Aside from that protection, I don't care for this bill at all.
Before the legislature preempted all firearms laws in the state, we used to have one law in this county, another in the next county, and if there is a city in that county, another set of laws. So carrying a firearm was a dicey thing if you were traveling any distance because you could be legal one minute and illegal the next. Thankfully the state legislature took control of ALL firearm laws in order to make a single standard for carry anywhere in FL. This new bill allowing open carry as an option for anyone with a concealed firearms/weapons license has already raised the ire of business owners who are absolutely not going to allow open carry in their establishments. They already have the right to ask you to leave if you have a firearm or weapon, but what they want is a way to keep you from coming inside in the first place. The only way to do that is allow "no guns" type signs to have the effect of law, much like they do on posted federal property.

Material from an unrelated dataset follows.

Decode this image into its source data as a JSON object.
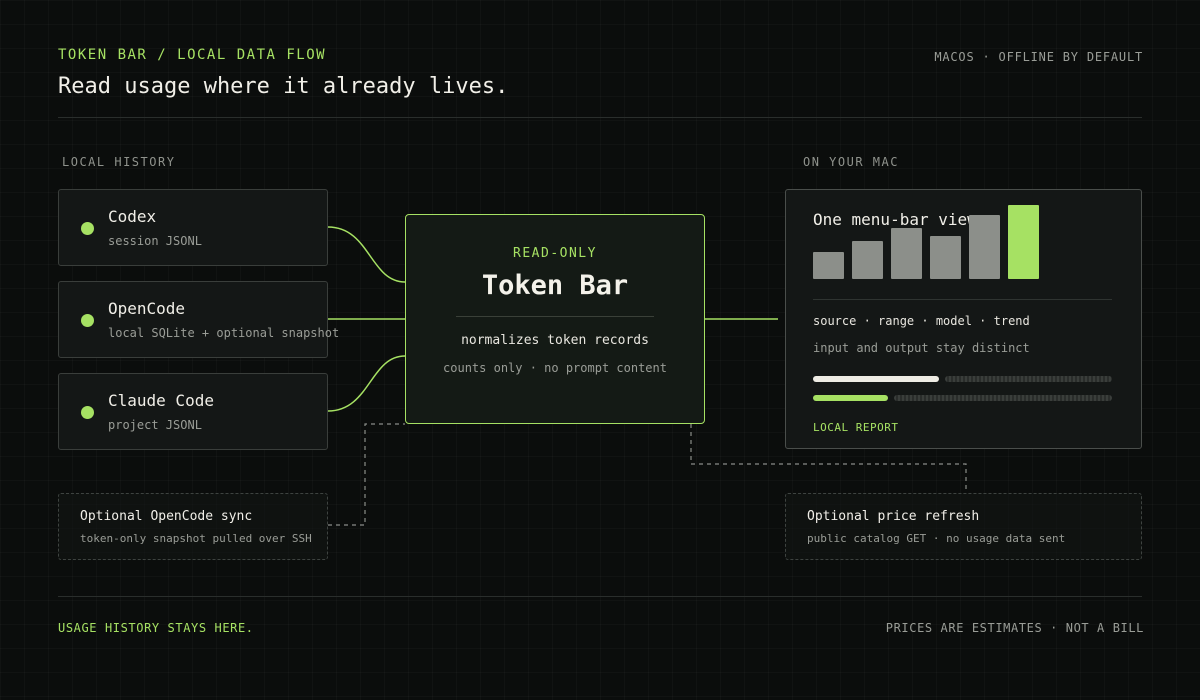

My concern is, if that happens does it mean I can't OPEN carry in there? Or does it mean I can't carry at all? If it's the former, then I have to travel around with two holsters, using one to open carry and a different one to conceal carry since I can't just throw on a jacket when it's 97°F outside. If it's the latter, it's even worse because now we'll be back to where we were years ago... where what's legal in this spot isn't legal next door, but is legal next door to that, etc.

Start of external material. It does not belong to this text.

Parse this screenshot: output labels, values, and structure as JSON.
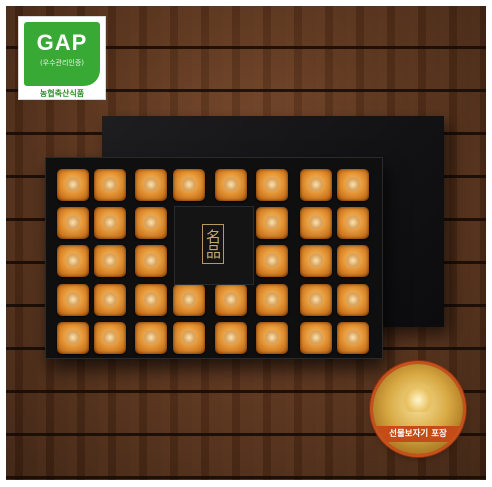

It's just going to create a minefield of legal problems for legal carriers of firearms. For instance, in the downtown area of Pensacola, at night a lot of the restaurants put tables and chairs out on the sidewalk in front of their businesses. So, does that piece of sidewalk suddenly become a no-guns-allowed zone I am no longer able to pass through if carrying but must walk around, or not? We don't have any way to know until someone becomes the test case.

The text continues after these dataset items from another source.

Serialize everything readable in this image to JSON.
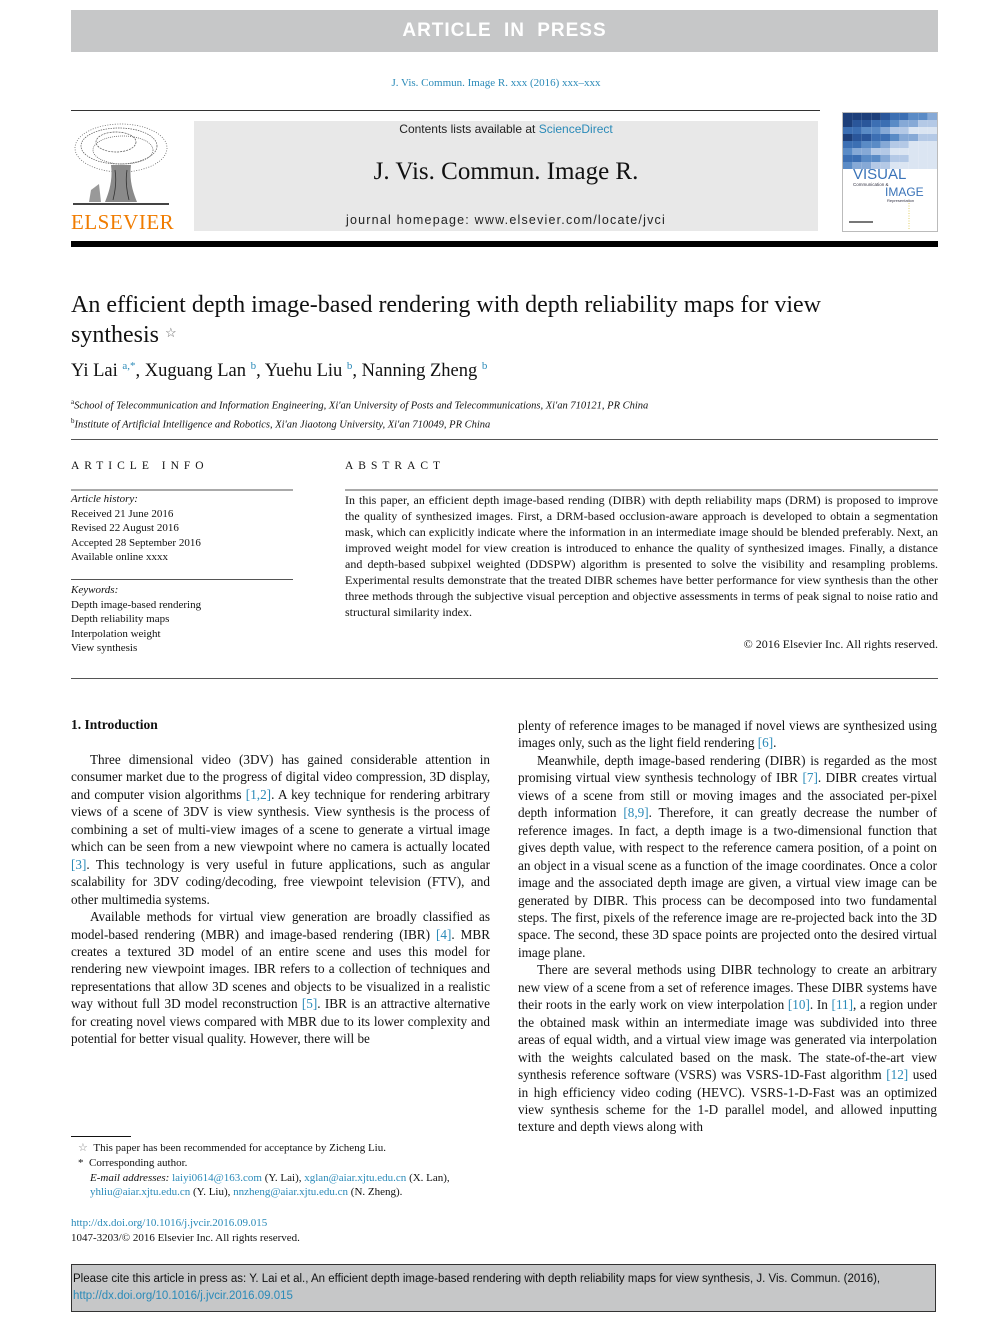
{
  "banner": {
    "text": "ARTICLE IN PRESS"
  },
  "journal_ref": "J. Vis. Commun. Image R. xxx (2016) xxx–xxx",
  "masthead": {
    "publisher_logo_word": "ELSEVIER",
    "contents_prefix": "Contents lists available at ",
    "contents_link": "ScienceDirect",
    "journal_title": "J. Vis. Commun. Image R.",
    "homepage_prefix": "journal homepage: ",
    "homepage_url": "www.elsevier.com/locate/jvci",
    "cover": {
      "line1": "VISUAL",
      "line2": "Communication &",
      "line3": "IMAGE",
      "line4": "Representation"
    }
  },
  "article": {
    "title": "An efficient depth image-based rendering with depth reliability maps for view synthesis",
    "title_mark": "☆",
    "authors": [
      {
        "name": "Yi Lai",
        "sup": "a,*",
        "sep": ", "
      },
      {
        "name": "Xuguang Lan",
        "sup": "b",
        "sep": ", "
      },
      {
        "name": "Yuehu Liu",
        "sup": "b",
        "sep": ", "
      },
      {
        "name": "Nanning Zheng",
        "sup": "b",
        "sep": ""
      }
    ],
    "affiliations": [
      {
        "mark": "a",
        "text": "School of Telecommunication and Information Engineering, Xi'an University of Posts and Telecommunications, Xi'an 710121, PR China"
      },
      {
        "mark": "b",
        "text": "Institute of Artificial Intelligence and Robotics, Xi'an Jiaotong University, Xi'an 710049, PR China"
      }
    ]
  },
  "article_info": {
    "heading": "ARTICLE INFO",
    "history_label": "Article history:",
    "history": [
      "Received 21 June 2016",
      "Revised 22 August 2016",
      "Accepted 28 September 2016",
      "Available online xxxx"
    ],
    "keywords_label": "Keywords:",
    "keywords": [
      "Depth image-based rendering",
      "Depth reliability maps",
      "Interpolation weight",
      "View synthesis"
    ]
  },
  "abstract": {
    "heading": "ABSTRACT",
    "text": "In this paper, an efficient depth image-based rending (DIBR) with depth reliability maps (DRM) is proposed to improve the quality of synthesized images. First, a DRM-based occlusion-aware approach is developed to obtain a segmentation mask, which can explicitly indicate where the information in an intermediate image should be blended preferably. Next, an improved weight model for view creation is introduced to enhance the quality of synthesized images. Finally, a distance and depth-based subpixel weighted (DDSPW) algorithm is presented to solve the visibility and resampling problems. Experimental results demonstrate that the treated DIBR schemes have better performance for view synthesis than the other three methods through the subjective visual perception and objective assessments in terms of peak signal to noise ratio and structural similarity index.",
    "copyright": "© 2016 Elsevier Inc. All rights reserved."
  },
  "body": {
    "section_heading": "1. Introduction",
    "left_paragraphs": [
      [
        {
          "t": "Three dimensional video (3DV) has gained considerable attention in consumer market due to the progress of digital video compression, 3D display, and computer vision algorithms "
        },
        {
          "ref": "[1,2]"
        },
        {
          "t": ". A key technique for rendering arbitrary views of a scene of 3DV is view synthesis. View synthesis is the process of combining a set of multi-view images of a scene to generate a virtual image which can be seen from a new viewpoint where no camera is actually located "
        },
        {
          "ref": "[3]"
        },
        {
          "t": ". This technology is very useful in future applications, such as angular scalability for 3DV coding/decoding, free viewpoint television (FTV), and other multimedia systems."
        }
      ],
      [
        {
          "t": "Available methods for virtual view generation are broadly classified as model-based rendering (MBR) and image-based rendering (IBR) "
        },
        {
          "ref": "[4]"
        },
        {
          "t": ". MBR creates a textured 3D model of an entire scene and uses this model for rendering new viewpoint images. IBR refers to a collection of techniques and representations that allow 3D scenes and objects to be visualized in a realistic way without full 3D model reconstruction "
        },
        {
          "ref": "[5]"
        },
        {
          "t": ". IBR is an attractive alternative for creating novel views compared with MBR due to its lower complexity and potential for better visual quality. However, there will be"
        }
      ]
    ],
    "right_paragraphs": [
      [
        {
          "t": "plenty of reference images to be managed if novel views are synthesized using images only, such as the light field rendering "
        },
        {
          "ref": "[6]"
        },
        {
          "t": "."
        }
      ],
      [
        {
          "t": "Meanwhile, depth image-based rendering (DIBR) is regarded as the most promising virtual view synthesis technology of IBR "
        },
        {
          "ref": "[7]"
        },
        {
          "t": ". DIBR creates virtual views of a scene from still or moving images and the associated per-pixel depth information "
        },
        {
          "ref": "[8,9]"
        },
        {
          "t": ". Therefore, it can greatly decrease the number of reference images. In fact, a depth image is a two-dimensional function that gives depth value, with respect to the reference camera position, of a point on an object in a visual scene as a function of the image coordinates. Once a color image and the associated depth image are given, a virtual view image can be generated by DIBR. This process can be decomposed into two fundamental steps. The first, pixels of the reference image are re-projected back into the 3D space. The second, these 3D space points are projected onto the desired virtual image plane."
        }
      ],
      [
        {
          "t": "There are several methods using DIBR technology to create an arbitrary new view of a scene from a set of reference images. These DIBR systems have their roots in the early work on view interpolation "
        },
        {
          "ref": "[10]"
        },
        {
          "t": ". In "
        },
        {
          "ref": "[11]"
        },
        {
          "t": ", a region under the obtained mask within an intermediate image was subdivided into three areas of equal width, and a virtual view image was generated via interpolation with the weights calculated based on the mask. The state-of-the-art view synthesis reference software (VSRS) was VSRS-1D-Fast algorithm "
        },
        {
          "ref": "[12]"
        },
        {
          "t": " used in high efficiency video coding (HEVC). VSRS-1-D-Fast was an optimized view synthesis scheme for the 1-D parallel model, and allowed inputting texture and depth views along with"
        }
      ]
    ]
  },
  "footnotes": {
    "recommendation": "This paper has been recommended for acceptance by Zicheng Liu.",
    "recommendation_mark": "☆",
    "corresponding": "Corresponding author.",
    "corresponding_mark": "*",
    "email_label": "E-mail addresses:",
    "emails": [
      {
        "addr": "laiyi0614@163.com",
        "who": " (Y. Lai), "
      },
      {
        "addr": "xglan@aiar.xjtu.edu.cn",
        "who": " (X. Lan), "
      },
      {
        "addr": "yhliu@aiar.xjtu.edu.cn",
        "who": " (Y. Liu), "
      },
      {
        "addr": "nnzheng@aiar.xjtu.edu.cn",
        "who": " (N. Zheng)."
      }
    ],
    "doi": "http://dx.doi.org/10.1016/j.jvcir.2016.09.015",
    "issn_line": "1047-3203/© 2016 Elsevier Inc. All rights reserved."
  },
  "cite_box": {
    "text": "Please cite this article in press as: Y. Lai et al., An efficient depth image-based rendering with depth reliability maps for view synthesis, J. Vis. Commun. (2016), ",
    "link": "http://dx.doi.org/10.1016/j.jvcir.2016.09.015"
  },
  "colors": {
    "link": "#2a8ab8",
    "banner": "#c6c7c8",
    "elsevier_orange": "#f07c00",
    "masthead_bg": "#e8e8e8"
  }
}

This seems like a lot of potential problems to willingly take on just to allow the small minority of people (who want to open carry) to have that ability. All of this simply because the law has no set standard of what a "brief" or "inadvertent" display of a concealed firearm is, and somewhere around a dozen or so cases exist where concealed carriers have been charged with violations. In the most famous case, a guy brand new to concealed carry went out of his house wearing garments that did not conceal the weapon. He was stopped and arrested when the cop realized what he was wearing couldn't possibly cover the firearm. This is one of the cases the proponents of this bill are holding up as a reason to have open carry. Sorry, but that guy was a dumbass and didn't follow the law to begin with. In other cases, people had shirts that covered the top of a kydex holster but the bottom half of the holster is sticking out. Those folks claim the law only requires the firearm to be concealed, not the holster, but police disagreed. What would you think somebody had on their hip if you saw the bottom half of a holster sticking out? To me, this is just a case of people trying to push the envelope when they knew full well walking around like that will almost certainly guarantee contact by LE. Now the rest of us who don't push envelopes end up caught up in the legislative backlash to their activism. I just don't like that because of the new legal minefields it may create.
Illegal cars? You never heard of them? Haven't you ever seen a story where "SUV runs over pedestrians," or "Pickup truck crashes into occupied home?" Nothing talking about the driver just the vehicle, as if they had minds and wills of their own. I think those are the illegal cars.